To a major extent the progression of these trends, especially the trend to unsustainability, will depend on the balance of the forces of power. It will not have escaped the notice of anyone who has followed world news over the last few decades that there is currently a battle royal playing out between neoliberal capitalists and anti-capitalists. Incumbent neoliberal capitalist practitioners of power (i.e., politicians and big business lobbyists) believe in the power of the market to arrange human affairs in the most sustainable way especially with regard to the natural world, despite the market’s obvious failings. Anti-capitalists believe in the need to take decisions on grounds other than market-based and financial criteria; in other words, ethically, morally, environmentally. Global tourism’s phenomenal rise over the last sixty years has been nurtured and shepherded by neoliberal organisations such as the World Tourism Organisation and the World Travel and Tourism Council. Even practitioners of tourisms that claim to be sustainable mostly depend on international tourists, whose arrival is normally anything but sustainable.
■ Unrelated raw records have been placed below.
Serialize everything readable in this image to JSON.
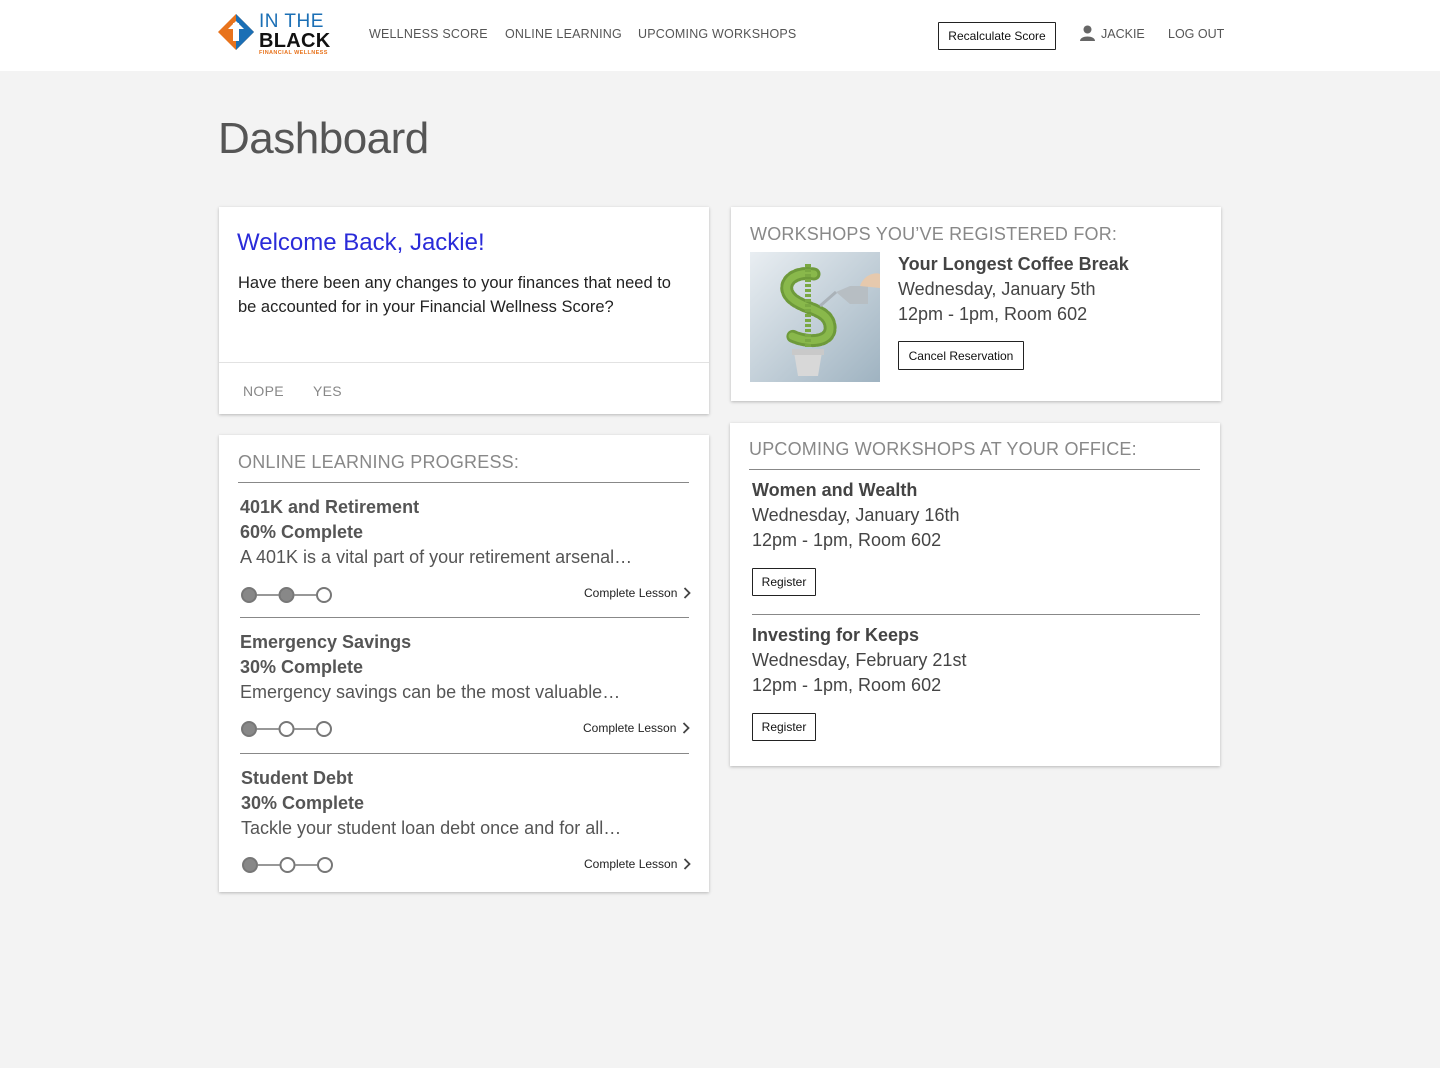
{
  "header": {
    "logo": {
      "line1": "IN THE",
      "line2": "BLACK",
      "line3": "FINANCIAL WELLNESS"
    },
    "nav": [
      "WELLNESS SCORE",
      "ONLINE LEARNING",
      "UPCOMING WORKSHOPS"
    ],
    "recalculate_label": "Recalculate Score",
    "user_name": "JACKIE",
    "logout_label": "LOG OUT",
    "icons": {
      "user": "user-icon",
      "logo": "logo-icon"
    }
  },
  "page": {
    "title": "Dashboard"
  },
  "welcome": {
    "title": "Welcome Back, Jackie!",
    "text": "Have there been any changes to your finances that need to be accounted for in your Financial Wellness Score?",
    "actions": [
      "NOPE",
      "YES"
    ]
  },
  "learning": {
    "heading": "ONLINE LEARNING PROGRESS:",
    "lessons": [
      {
        "title": "401K and Retirement",
        "progress_label": "60% Complete",
        "description": "A 401K is a vital part of your retirement arsenal…",
        "steps_done": 2,
        "steps_total": 3,
        "link": "Complete Lesson"
      },
      {
        "title": "Emergency Savings",
        "progress_label": "30% Complete",
        "description": "Emergency savings can be the most valuable…",
        "steps_done": 1,
        "steps_total": 3,
        "link": "Complete Lesson"
      },
      {
        "title": "Student Debt",
        "progress_label": "30% Complete",
        "description": "Tackle your student loan debt once and for all…",
        "steps_done": 1,
        "steps_total": 3,
        "link": "Complete Lesson"
      }
    ]
  },
  "registered": {
    "heading": "WORKSHOPS YOU’VE REGISTERED FOR:",
    "workshop": {
      "title": "Your Longest Coffee Break",
      "date": "Wednesday, January 5th",
      "time": "12pm - 1pm, Room 602",
      "button": "Cancel Reservation",
      "image": "money-tree-watering-can-image"
    }
  },
  "upcoming": {
    "heading": "UPCOMING WORKSHOPS AT YOUR OFFICE:",
    "workshops": [
      {
        "title": "Women and Wealth",
        "date": "Wednesday, January 16th",
        "time": "12pm - 1pm, Room 602",
        "button": "Register"
      },
      {
        "title": "Investing for Keeps",
        "date": "Wednesday, February 21st",
        "time": "12pm - 1pm, Room 602",
        "button": "Register"
      }
    ]
  },
  "colors": {
    "accent": "#2a2bd9",
    "logo_blue": "#1b6fb5",
    "logo_orange": "#e8731c",
    "background": "#f3f3f3"
  }
}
Air travel in the global tourism industry is the elephant in the room and tourism practitioners who believe in the notion of sustainability do their utmost to avoid mentioning air travel. Instead they arrange eco-friendly tours, organic meals, ethical adventures, towels that are not washed every day and environmental means of transport – all at the point of consumption, ignoring the unsustainability of getting to that point. Even if the sum total of air travel fails to grow to its pre-pandemic level, if it gets anywhere close to that level, it will continue to add to the warming of the planet.
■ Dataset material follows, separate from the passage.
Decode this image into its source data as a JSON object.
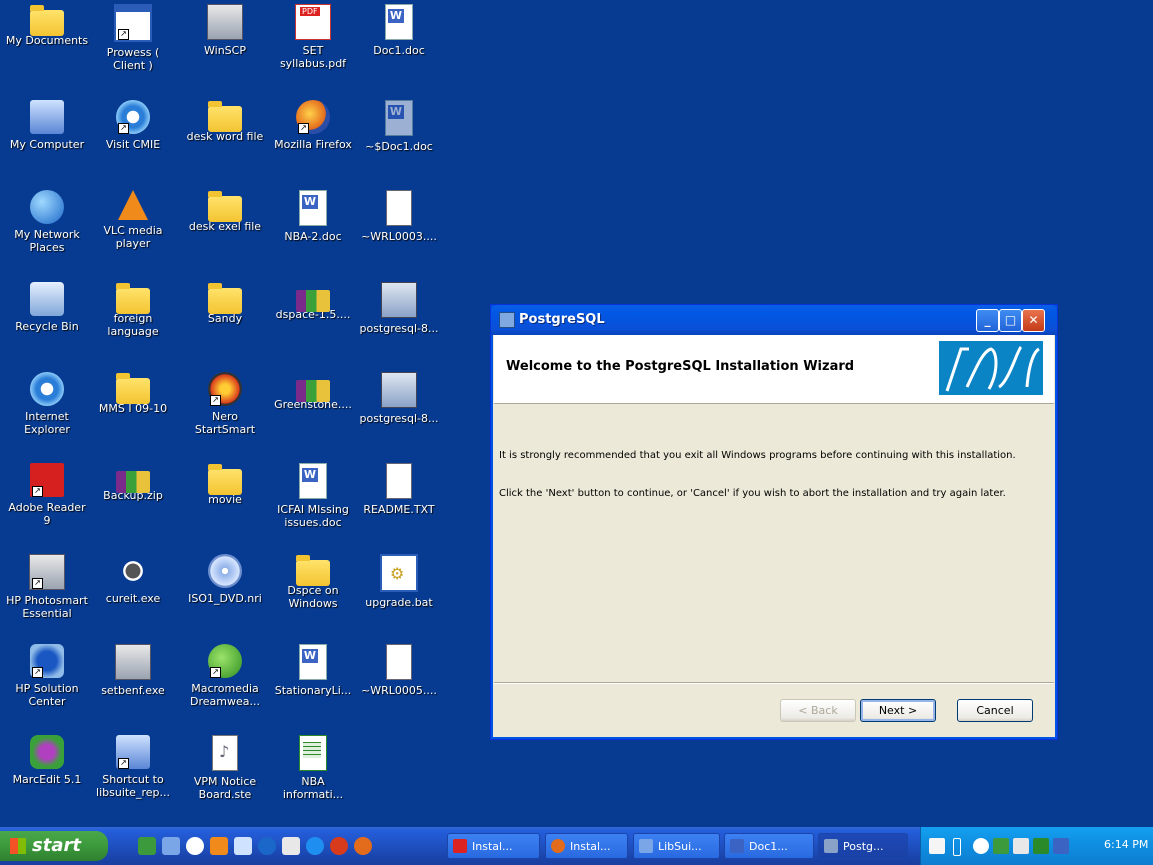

The pre-pandemic dependence of the global tourism industry on air travel has built up a dependence of many tourist destinations in so-called Third World countries on the arrival of wealthy foreigners from the so-called First World. Currently there are signs of some small recovery in travel to these destinations, but there is a very long way to go given that air travel from the USA was down by over 90 per cent in the first two months of the lockdown. It is likely that long-haul air travel will continue to recover slowly but unlikely that it will recover pre-pandemic levels soon. That probably implies that some tourism-dependent people and businesses in Third World destinations will fail to recover; and in turn that is likely to feed a continuing growth in inequality and a continuing pandemic of poverty.
Although there are many assumptions and conditions behind my thoughts above, in essence I think that business will continue to be addicted to growth and destinations will continue to be addicted to tourists. It is likely therefore that humanity will continue its pre-pandemic headlong rush to self-destruction – soon to become a rather slower crawl – due to its continued pursuit of over-consumption, hedonism, self-aggrandisement and economic growth. Is that how neoliberalism can be defined?